Apa yang dikatakan Luci barusan mungkin tidak bearti apa-apa bagi gadis itu. Tapi bagi Spider, apa yang Luci katakan tadi seperti sebuah ajakan untuk membina sebuah bahtera cinta.

"Kau bisa hidup denganku." Hanya kata-kata itu yang selalu didengar oleh Spider.

Kata-kata itu telah menumbuhkan beribu harapan di dalam hati Spider untuk tetap meraih Luci, untuk tetap mengambil hati Luci, apa pun resikonya.

"Iya, aku akan hidup denganmu," jawab Spider dengan mata memandang dalam kepada Luci. Lelaki itu sudah membayangkan tentang pernikahan dan anak-anak yang lucu di pikirannya.

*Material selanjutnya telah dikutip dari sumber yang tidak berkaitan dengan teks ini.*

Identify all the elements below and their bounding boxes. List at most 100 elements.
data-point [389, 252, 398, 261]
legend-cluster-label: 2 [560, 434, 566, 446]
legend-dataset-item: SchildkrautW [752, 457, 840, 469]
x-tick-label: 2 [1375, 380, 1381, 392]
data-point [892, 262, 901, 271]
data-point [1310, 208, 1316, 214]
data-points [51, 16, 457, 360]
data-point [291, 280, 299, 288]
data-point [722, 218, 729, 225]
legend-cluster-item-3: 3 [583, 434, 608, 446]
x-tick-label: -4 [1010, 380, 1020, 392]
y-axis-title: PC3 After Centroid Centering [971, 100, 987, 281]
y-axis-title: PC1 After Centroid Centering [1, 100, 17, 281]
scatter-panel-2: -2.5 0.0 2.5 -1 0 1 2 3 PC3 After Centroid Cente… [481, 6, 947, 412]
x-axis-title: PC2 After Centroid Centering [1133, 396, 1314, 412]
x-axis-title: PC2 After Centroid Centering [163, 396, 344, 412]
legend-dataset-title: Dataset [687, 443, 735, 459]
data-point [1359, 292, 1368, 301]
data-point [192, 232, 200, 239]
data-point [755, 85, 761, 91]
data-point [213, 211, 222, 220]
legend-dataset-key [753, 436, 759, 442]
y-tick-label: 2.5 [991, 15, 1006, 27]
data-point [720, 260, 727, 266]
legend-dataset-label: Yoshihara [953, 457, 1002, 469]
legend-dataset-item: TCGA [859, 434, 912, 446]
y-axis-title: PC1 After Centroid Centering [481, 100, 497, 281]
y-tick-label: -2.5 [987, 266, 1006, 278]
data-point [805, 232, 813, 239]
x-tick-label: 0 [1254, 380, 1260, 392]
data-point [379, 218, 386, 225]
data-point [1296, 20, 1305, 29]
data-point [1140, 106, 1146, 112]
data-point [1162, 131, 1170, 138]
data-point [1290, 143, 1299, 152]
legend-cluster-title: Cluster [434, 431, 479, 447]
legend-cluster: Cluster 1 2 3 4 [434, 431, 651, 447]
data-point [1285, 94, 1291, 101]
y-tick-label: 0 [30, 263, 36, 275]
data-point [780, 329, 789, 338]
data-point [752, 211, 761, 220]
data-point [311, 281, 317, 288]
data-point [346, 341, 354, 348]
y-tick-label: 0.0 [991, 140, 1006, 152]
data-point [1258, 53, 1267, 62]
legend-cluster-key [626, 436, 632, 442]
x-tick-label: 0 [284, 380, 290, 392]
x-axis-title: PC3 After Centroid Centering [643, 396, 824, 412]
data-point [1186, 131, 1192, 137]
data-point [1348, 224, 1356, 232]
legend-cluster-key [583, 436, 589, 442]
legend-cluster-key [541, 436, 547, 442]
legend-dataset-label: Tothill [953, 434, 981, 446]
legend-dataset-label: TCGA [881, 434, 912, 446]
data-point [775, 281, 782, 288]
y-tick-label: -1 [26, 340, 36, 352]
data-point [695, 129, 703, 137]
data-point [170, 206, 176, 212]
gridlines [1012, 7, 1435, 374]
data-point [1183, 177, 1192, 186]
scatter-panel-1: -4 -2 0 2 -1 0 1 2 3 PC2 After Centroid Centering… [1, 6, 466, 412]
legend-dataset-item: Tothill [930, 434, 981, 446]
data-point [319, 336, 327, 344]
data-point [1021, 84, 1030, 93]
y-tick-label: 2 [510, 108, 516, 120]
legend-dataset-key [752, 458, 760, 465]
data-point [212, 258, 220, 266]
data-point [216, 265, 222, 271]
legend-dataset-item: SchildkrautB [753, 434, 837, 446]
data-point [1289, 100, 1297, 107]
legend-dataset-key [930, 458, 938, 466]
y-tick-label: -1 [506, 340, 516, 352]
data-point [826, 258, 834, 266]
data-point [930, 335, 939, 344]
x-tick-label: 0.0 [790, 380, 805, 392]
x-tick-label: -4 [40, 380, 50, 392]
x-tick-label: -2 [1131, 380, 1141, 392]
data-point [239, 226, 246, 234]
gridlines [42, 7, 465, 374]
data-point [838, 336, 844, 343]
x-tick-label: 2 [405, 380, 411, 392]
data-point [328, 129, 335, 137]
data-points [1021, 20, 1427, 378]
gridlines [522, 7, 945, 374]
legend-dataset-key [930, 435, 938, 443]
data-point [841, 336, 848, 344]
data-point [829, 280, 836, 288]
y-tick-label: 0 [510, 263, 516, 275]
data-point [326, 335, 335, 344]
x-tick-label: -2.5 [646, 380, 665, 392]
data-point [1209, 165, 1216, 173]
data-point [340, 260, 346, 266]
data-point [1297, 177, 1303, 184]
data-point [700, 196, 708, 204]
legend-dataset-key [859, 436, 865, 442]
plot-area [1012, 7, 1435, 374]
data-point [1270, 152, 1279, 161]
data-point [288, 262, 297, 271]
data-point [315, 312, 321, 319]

"Baiklah, kau bisa memakai kaos itu sendiri kan? Kau hanya perlu memakainya dengan hati-hati." Luci pun menyodorkan kembali kaos yang berada di atas meja.

"Masih sakit – aku belum bisa memakai baju. Tolong pakaikan," pinta Spider dengan sangat memelas.

Karena Luci merasa iba kepada Spider apalagi setelah melihat banyak luka di tubuh Spider, Luci pun mengangguk tanpa pikir panjang. Dengan telaten Luci memakaikan kaos itu di tubuh Spider. Ukurannya agak kekecilan tapi kaos itu tidak terlalu buruk.

"Nah, sekarang kau sudah merasa hangat. Mau kuteleponkan agar seseorang menjemputmu ke sini?" tanya Luci menawarkan bantuan.

Spider masih enggan untuk pergi, apalagi malam ini. Lelaki itu bahkan ingin tidur bersama Luci saat ini.

"Itu, ah, baiklah ...Argh, argh, kepalaku." Spider pun mengerang dengan memegangi kepalanya.

"Ider, kau kenapa? Astaga!" Luci pun panik dibuatnya.

Gadis itu berusaha untuk mencari ponsel milik Spider di saku mana pun pada baju yang dipakai lelaki itu, tapi tidak ketemu. Luci tidak tau bahwa Spider menyimpan ponsel miliknya di dalam mantelnya, dan Spider sengaja tidak memberitahu Luci.

"Kepalaku sakit. Tolong bawa aku ke ranjang," pinta Spider sembari memegangi kepalanya.